De son côté, le procureur Général, Alhoussein Charles Wright, s’est rendu à la morgue de l’hôpital Ignace Deen pour s’enquérir du contexte du drame et de l’effectivité de la prise en charge de l’enquête judiciaire et médico-légale. Regrettant l’empressement avec lequel une certaine presse avait tiré des conclusions sur l’attitude des autorités judiciaires et hospitalières, il a indiqué avoir saisi la brigade de gendarmerie territorialement compétente pour mener rapidement l’enquête sur le drame.

Même si on peut regretter l’absence de déclaration publique du président de la transition sur le drame de la mort tragique du jeune Thierno Mamadou Diallo, il y a lieu de souligner, une fois n’est pas coutume, le changement de paradigme affiché par le ministre de la sécurité et le procureur général vis-à-vis des cas d’assassinats dans la gestion des manifestations.

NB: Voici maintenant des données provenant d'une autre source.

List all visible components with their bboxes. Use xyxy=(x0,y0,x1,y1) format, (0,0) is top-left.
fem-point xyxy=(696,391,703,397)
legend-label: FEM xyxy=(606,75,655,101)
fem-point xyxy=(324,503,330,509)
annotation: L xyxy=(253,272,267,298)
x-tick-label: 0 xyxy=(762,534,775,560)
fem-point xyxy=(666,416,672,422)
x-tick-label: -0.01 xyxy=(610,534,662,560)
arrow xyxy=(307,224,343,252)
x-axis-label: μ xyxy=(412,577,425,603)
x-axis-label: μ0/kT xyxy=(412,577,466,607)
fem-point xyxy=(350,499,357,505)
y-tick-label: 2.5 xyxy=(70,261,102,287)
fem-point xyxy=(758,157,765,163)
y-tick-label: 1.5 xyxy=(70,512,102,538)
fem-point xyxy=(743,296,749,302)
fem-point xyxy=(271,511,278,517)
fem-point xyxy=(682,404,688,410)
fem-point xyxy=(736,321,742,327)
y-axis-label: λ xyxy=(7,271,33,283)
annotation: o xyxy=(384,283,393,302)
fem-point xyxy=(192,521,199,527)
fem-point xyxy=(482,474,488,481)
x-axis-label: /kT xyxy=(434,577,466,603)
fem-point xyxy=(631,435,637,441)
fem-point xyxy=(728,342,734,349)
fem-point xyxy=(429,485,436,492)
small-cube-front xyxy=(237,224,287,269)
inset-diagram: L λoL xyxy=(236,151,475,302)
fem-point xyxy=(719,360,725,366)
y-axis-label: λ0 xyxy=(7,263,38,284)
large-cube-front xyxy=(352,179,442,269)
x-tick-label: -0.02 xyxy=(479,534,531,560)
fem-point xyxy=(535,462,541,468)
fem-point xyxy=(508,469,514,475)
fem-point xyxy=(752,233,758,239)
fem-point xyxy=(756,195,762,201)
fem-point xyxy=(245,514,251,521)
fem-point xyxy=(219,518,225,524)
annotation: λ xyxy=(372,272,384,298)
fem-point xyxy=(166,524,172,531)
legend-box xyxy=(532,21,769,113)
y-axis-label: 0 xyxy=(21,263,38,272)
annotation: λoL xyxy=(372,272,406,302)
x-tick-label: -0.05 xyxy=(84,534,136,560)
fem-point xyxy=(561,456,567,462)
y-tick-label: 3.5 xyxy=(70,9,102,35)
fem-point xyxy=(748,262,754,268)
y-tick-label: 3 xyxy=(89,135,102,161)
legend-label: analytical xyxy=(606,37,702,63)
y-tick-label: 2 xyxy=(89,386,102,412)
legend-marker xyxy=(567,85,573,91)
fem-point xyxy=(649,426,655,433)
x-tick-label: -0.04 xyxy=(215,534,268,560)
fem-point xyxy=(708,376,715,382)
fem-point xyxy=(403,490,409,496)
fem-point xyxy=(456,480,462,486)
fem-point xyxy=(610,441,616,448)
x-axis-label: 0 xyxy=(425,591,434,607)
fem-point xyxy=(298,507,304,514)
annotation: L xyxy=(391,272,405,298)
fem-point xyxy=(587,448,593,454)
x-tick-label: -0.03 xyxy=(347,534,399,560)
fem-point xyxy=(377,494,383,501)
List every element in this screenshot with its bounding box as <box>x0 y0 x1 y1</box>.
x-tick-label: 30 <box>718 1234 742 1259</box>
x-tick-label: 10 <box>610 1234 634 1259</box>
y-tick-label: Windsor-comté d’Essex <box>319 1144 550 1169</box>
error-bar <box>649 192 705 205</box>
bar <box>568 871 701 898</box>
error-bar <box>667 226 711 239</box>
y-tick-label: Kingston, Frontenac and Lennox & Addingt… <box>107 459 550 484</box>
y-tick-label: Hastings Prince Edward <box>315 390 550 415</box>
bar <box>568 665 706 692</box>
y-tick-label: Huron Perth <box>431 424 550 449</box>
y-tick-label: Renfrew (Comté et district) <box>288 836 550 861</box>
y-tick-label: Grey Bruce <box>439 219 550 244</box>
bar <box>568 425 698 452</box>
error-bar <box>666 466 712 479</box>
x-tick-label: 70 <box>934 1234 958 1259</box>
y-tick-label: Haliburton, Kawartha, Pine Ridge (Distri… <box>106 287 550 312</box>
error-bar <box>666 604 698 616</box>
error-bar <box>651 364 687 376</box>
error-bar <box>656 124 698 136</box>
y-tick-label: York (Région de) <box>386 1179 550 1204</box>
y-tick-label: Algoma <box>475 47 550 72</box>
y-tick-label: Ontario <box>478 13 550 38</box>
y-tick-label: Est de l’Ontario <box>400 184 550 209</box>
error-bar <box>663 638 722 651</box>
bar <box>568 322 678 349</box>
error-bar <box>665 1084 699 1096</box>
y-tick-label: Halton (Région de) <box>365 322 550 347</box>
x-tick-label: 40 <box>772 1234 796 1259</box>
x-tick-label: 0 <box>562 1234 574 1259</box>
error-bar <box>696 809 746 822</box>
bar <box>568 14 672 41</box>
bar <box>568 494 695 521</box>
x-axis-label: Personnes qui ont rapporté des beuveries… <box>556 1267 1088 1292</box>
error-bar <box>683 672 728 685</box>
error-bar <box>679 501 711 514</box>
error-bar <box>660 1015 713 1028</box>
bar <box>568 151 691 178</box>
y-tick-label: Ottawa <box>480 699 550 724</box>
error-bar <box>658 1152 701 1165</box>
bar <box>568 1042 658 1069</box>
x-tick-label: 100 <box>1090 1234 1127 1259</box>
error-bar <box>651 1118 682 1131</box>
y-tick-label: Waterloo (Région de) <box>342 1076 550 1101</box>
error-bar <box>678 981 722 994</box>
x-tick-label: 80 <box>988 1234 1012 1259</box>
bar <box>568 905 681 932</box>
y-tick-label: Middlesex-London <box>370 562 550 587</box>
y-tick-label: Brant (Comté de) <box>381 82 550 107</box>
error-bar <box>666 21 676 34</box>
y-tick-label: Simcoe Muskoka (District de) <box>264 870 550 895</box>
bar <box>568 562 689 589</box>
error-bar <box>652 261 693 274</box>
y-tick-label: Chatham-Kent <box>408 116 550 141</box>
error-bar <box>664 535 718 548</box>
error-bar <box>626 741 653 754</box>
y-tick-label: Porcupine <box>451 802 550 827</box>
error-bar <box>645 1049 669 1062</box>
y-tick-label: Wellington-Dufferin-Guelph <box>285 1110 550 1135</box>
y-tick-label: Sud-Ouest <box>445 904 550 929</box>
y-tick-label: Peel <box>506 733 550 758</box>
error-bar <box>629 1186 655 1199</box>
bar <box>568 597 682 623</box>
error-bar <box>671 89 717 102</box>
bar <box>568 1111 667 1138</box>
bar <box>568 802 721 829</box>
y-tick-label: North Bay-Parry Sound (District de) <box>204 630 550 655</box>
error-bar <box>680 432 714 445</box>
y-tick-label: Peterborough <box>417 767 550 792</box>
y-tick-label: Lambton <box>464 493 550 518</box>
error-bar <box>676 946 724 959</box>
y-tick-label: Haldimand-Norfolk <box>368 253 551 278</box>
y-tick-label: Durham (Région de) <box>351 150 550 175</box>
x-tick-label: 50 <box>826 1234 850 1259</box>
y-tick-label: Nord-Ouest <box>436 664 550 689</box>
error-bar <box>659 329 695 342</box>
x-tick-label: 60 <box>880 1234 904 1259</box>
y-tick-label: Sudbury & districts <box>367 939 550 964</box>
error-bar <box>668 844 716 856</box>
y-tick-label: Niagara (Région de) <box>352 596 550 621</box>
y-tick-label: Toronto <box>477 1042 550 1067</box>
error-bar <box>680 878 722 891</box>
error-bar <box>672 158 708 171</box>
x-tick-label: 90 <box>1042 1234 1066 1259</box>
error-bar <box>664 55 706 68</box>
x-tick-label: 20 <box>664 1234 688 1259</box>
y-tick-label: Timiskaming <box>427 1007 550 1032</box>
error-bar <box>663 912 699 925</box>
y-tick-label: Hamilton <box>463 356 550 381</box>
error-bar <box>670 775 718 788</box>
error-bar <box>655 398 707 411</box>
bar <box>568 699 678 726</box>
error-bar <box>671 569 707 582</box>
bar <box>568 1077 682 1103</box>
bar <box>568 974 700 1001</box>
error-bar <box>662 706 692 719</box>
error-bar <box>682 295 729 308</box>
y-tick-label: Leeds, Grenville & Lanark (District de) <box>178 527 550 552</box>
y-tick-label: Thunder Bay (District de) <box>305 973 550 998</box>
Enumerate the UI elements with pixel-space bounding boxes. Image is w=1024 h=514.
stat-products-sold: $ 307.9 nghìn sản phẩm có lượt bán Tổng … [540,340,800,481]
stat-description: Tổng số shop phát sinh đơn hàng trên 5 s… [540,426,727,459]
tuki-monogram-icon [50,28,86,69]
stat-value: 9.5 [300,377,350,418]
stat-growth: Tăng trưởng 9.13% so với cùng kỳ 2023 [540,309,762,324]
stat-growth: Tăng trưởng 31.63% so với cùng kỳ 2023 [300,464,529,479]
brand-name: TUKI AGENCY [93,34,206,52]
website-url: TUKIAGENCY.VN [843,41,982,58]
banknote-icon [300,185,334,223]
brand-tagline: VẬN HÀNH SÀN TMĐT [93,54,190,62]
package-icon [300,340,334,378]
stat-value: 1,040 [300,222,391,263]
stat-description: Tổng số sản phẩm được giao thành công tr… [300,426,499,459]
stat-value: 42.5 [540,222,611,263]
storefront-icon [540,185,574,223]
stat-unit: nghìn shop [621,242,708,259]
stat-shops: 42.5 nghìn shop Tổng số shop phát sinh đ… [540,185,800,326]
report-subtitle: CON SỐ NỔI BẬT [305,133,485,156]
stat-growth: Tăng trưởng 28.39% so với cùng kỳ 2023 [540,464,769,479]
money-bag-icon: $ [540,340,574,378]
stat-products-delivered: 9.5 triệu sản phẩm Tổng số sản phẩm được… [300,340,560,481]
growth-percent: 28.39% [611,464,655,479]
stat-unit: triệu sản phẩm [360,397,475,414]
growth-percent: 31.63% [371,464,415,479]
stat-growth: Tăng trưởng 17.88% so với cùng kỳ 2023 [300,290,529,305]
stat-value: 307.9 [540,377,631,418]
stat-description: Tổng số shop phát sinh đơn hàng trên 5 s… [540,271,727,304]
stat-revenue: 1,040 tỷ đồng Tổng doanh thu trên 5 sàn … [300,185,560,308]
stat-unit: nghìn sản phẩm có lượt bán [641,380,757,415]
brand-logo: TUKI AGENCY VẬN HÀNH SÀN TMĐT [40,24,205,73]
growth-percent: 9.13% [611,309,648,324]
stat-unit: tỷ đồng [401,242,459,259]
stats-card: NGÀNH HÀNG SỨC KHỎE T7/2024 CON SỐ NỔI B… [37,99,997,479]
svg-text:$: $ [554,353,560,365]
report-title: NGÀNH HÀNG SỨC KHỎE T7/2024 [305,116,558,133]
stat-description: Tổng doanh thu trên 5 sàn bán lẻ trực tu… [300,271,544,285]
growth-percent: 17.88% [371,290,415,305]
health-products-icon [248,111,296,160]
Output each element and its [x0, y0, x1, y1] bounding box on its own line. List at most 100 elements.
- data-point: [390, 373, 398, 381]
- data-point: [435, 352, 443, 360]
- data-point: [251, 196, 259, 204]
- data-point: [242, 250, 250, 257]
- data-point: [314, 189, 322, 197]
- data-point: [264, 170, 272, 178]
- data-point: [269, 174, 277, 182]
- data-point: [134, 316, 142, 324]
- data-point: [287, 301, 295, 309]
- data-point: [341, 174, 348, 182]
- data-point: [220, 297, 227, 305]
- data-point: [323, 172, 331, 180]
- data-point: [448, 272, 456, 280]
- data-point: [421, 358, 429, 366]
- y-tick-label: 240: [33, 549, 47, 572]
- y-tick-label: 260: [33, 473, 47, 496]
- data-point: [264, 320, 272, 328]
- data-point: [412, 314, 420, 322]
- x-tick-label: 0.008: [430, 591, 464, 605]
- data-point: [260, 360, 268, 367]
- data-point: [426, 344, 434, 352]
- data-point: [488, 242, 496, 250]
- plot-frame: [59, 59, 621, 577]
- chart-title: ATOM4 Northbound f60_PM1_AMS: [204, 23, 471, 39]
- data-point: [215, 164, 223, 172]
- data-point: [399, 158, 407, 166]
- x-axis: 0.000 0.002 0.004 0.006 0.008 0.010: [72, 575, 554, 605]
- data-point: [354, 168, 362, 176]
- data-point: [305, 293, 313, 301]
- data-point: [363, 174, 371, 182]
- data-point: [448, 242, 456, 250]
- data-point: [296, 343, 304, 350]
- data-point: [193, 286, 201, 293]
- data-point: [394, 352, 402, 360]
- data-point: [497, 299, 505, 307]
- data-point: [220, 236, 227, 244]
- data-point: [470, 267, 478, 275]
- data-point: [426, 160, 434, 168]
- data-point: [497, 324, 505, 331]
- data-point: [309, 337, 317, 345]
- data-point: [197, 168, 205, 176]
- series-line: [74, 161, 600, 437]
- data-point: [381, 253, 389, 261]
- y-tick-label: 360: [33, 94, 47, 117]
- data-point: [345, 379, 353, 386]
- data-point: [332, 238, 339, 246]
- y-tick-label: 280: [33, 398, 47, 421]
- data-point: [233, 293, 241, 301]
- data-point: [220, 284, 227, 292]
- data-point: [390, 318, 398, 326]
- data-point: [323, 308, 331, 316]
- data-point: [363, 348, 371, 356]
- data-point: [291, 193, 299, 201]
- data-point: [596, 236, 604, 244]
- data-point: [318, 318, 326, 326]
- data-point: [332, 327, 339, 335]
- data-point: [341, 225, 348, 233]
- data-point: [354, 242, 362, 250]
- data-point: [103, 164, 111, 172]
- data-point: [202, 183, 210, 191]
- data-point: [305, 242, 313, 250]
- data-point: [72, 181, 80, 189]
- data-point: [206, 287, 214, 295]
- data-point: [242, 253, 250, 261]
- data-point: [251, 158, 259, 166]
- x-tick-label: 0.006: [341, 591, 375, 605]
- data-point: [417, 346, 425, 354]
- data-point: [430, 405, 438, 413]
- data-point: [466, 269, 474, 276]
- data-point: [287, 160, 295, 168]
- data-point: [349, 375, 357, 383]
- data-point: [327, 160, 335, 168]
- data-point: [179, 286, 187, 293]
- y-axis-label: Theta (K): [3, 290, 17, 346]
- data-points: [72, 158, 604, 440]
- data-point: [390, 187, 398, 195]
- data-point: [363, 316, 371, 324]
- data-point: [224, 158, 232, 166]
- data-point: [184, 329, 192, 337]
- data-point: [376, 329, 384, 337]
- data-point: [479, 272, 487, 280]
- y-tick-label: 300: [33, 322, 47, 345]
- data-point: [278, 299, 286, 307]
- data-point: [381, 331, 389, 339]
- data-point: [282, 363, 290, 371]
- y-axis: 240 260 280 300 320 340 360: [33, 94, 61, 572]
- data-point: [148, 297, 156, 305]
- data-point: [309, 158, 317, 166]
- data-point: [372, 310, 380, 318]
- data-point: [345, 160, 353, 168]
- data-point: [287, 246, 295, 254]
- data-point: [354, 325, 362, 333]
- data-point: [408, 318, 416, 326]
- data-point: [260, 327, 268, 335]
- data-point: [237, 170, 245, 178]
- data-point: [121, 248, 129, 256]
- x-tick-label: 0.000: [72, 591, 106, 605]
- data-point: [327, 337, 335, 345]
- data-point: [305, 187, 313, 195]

Les développements qui précèdent illustrent que l’interdiction des manifestations politiques est une fausse bonne idée de la part des autorités de la transition puisque la manifestation du 1er juin 2022, bien que n’étant pas une manifestation « autorisée » a été entachée par une mort atroce. Il conviendrait que le CNRD s’accorde sur la nuance sémantique à apporter entre « interdiction de manifestation » (premier communiqué) et « marche non autorisée » (second communiqué). Rappelons sur ce point qu’en Guinée les manifestations ne sont pas soumises à une autorisation préalable, mais elles peuvent être interdites ou géographiquement modulées pour des raisons impératives et dument motivées.

N.B. :
Lors du sommet des chefs d’état et de gouvernement du 04 juin 2022 à Accra au Ghana, la CEDEAO a décidé de renvoyer sa décision sur la transition en Guinée au 3 juillet 2022. En attendant, elle a exprimé ses vives préoccupations sur la détérioration de la situation sociopolitique à cause de l’absence de cadre de dialogue approprié entre le gouvernement, les leaders politiques et la société civile.